Bentley wrote a letter to federal officials last month saying Washington, rather than state regulators in Montgomery, should be responsible for ensuring that insurance policies sold in Alabama comply with the federal law’s requirements such as covering people with pre-existing health conditions, the Montgomery Advertiser reported.
Bentley spokeswoman Jennifer Ardis said the governor doesn’t believe state insurance officials have the authority to enforce the federal provisions. She said the cost of enforcement is also unclear.
“Also, it’s extremely difficult for Alabama to commit to enforcing something for which the federal government keeps changing the rules and regulations,” Ardis said. “Alabama will continue to regulate health insurance under the powers granted under state law.”
The U.S. Department of Health and Human Services said Alabama is one of six states that have said they won’t help enforce provisions of the Affordable Care Act. The others are Arizona, Missouri, Oklahoma, Texas and Wyoming.
Bentley, a physician, has rejected other parts of the health law, such as setting up a state-run health insurance exchange or expanding Alabama’s Medicaid program to cover more low-income residents.
The consumer protections in the 2010 federal law prohibit insurance companies from imposing annual limits on benefits, crack down on unreasonable rate increases and allow young adults to keep receiving coverage under their parents’ insurance up to age 26.
Bentley’s decision means the Centers for Medicaid and Medicare Services in Washington will be responsible for making sure insurers in Alabama follow those rules.
“It is our strong preference that states continue to be the primary enforcers of the important consumer protections that are now federal law,” said Alicia Hartinger, a spokeswoman for the federal agency, though she added that “CMS will step in to enforce these protections when necessary.”
The Obama administration says it has made arrangements with many states to collaborate on enforcement. But Bentley’s March 14 letter to Health and Human Services Secretary Kathleen Sebelius says nothing about Alabama collaborating with federal regulators.

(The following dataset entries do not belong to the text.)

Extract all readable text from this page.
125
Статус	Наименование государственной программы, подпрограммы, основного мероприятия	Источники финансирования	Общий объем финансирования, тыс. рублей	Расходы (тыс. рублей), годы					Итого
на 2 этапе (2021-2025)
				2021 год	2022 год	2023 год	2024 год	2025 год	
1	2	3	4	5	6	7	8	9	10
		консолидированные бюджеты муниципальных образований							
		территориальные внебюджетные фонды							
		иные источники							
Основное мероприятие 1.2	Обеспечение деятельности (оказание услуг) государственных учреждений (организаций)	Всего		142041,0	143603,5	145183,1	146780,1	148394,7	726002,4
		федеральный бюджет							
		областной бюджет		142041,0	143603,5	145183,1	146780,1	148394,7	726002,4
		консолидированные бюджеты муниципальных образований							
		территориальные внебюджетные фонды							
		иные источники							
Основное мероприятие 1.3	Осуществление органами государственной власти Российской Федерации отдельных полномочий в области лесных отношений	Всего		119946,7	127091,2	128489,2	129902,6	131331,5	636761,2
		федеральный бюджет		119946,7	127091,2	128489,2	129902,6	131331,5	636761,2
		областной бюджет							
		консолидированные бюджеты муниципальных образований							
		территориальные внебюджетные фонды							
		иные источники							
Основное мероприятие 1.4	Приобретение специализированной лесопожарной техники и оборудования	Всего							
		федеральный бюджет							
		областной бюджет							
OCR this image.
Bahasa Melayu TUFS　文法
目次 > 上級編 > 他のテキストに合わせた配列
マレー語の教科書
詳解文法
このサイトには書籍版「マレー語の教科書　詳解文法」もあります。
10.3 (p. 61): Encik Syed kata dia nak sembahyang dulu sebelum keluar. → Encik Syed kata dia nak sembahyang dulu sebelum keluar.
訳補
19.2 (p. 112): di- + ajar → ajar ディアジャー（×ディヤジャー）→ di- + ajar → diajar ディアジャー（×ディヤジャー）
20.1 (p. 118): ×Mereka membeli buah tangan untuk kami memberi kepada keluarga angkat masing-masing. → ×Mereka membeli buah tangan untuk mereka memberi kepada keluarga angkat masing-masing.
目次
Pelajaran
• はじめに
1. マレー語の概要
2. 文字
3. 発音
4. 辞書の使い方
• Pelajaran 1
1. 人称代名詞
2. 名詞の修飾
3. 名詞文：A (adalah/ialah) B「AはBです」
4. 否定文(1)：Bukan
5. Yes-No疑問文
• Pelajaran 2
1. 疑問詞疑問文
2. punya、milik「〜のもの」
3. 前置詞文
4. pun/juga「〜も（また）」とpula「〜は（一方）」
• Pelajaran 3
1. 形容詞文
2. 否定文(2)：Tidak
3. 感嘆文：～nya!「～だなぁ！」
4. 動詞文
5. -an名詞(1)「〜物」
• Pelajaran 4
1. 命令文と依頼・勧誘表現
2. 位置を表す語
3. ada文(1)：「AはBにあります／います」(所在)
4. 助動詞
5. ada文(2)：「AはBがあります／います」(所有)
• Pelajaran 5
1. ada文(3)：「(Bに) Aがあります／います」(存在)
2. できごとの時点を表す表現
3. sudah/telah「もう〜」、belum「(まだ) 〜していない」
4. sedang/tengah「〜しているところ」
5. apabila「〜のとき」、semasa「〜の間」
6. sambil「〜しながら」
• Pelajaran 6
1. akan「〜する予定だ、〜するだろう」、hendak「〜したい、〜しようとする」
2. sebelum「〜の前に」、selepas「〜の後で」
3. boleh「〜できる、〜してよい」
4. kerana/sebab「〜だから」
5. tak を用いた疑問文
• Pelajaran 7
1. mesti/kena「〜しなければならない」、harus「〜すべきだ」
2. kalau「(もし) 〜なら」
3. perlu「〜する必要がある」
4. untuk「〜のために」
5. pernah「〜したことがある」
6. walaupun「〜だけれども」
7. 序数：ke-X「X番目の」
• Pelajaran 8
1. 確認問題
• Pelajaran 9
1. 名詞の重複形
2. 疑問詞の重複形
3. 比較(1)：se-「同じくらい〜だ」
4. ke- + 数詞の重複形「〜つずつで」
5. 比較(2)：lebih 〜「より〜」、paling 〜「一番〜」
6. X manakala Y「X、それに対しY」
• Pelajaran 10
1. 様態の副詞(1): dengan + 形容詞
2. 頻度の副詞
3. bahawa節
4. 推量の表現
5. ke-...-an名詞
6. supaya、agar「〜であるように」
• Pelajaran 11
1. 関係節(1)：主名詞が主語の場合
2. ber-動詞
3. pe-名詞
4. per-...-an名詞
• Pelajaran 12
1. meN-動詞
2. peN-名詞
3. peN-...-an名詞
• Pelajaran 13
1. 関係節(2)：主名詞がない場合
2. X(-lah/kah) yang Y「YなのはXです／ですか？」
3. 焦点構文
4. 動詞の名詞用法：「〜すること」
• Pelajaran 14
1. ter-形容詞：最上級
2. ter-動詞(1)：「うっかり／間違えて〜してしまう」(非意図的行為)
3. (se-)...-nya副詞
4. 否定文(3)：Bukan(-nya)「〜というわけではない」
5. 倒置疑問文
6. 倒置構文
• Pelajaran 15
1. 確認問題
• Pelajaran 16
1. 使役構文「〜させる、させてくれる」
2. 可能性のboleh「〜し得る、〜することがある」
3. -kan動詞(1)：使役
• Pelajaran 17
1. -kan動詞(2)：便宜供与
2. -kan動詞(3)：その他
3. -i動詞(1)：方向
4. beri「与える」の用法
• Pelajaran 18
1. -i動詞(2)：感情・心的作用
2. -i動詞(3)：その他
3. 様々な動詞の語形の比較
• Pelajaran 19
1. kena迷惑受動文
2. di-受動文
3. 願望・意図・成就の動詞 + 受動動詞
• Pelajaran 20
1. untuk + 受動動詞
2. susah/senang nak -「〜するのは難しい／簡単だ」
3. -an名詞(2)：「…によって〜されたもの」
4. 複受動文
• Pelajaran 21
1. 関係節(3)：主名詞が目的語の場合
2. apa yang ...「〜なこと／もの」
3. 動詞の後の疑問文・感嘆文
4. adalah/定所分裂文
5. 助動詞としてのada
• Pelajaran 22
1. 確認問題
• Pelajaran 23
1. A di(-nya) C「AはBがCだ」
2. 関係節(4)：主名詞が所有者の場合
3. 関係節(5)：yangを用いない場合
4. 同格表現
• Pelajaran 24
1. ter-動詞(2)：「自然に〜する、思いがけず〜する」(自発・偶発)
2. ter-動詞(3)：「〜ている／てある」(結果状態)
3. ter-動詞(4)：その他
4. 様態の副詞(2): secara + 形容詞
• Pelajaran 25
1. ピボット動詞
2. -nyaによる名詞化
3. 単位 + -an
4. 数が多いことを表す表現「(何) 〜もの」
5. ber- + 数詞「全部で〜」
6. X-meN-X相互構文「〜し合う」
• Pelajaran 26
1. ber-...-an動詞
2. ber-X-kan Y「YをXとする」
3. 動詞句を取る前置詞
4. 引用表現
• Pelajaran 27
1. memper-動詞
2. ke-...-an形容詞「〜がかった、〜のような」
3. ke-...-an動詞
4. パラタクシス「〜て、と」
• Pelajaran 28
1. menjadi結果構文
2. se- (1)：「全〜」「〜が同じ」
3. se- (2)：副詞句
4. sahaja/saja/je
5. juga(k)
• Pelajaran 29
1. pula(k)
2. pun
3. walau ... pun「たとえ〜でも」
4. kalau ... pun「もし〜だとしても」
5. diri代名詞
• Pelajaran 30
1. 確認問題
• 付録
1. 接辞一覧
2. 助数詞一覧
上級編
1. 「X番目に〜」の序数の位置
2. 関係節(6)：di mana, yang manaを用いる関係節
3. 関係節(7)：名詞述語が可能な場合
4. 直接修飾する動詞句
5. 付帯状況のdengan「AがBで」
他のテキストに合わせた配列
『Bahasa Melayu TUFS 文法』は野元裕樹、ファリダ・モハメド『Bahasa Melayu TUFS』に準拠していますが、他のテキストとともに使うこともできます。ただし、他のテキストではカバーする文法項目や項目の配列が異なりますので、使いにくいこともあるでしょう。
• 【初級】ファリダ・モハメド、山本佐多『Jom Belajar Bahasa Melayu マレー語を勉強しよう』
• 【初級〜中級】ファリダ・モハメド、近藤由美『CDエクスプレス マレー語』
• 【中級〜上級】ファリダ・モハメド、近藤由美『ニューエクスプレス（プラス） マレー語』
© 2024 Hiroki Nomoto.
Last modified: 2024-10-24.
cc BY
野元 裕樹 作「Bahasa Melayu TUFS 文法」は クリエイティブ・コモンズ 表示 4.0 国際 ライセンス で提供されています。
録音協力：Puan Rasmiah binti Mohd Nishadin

“The state of Alabama will continue to enforce our … insurance code, and other state laws as they affect the business of insurance in this state,” Bentley wrote.
State Sen. Roger Bedford, D-Russellville, said the governor is wrong to leave consumer protection enforcement to Washington.
“Gov. Bentley seems more interested in standing in the schoolhouse door over federal health care than he is in helping the people of Alabama,” Bedford said, “which is sad, considering he’s a physician.”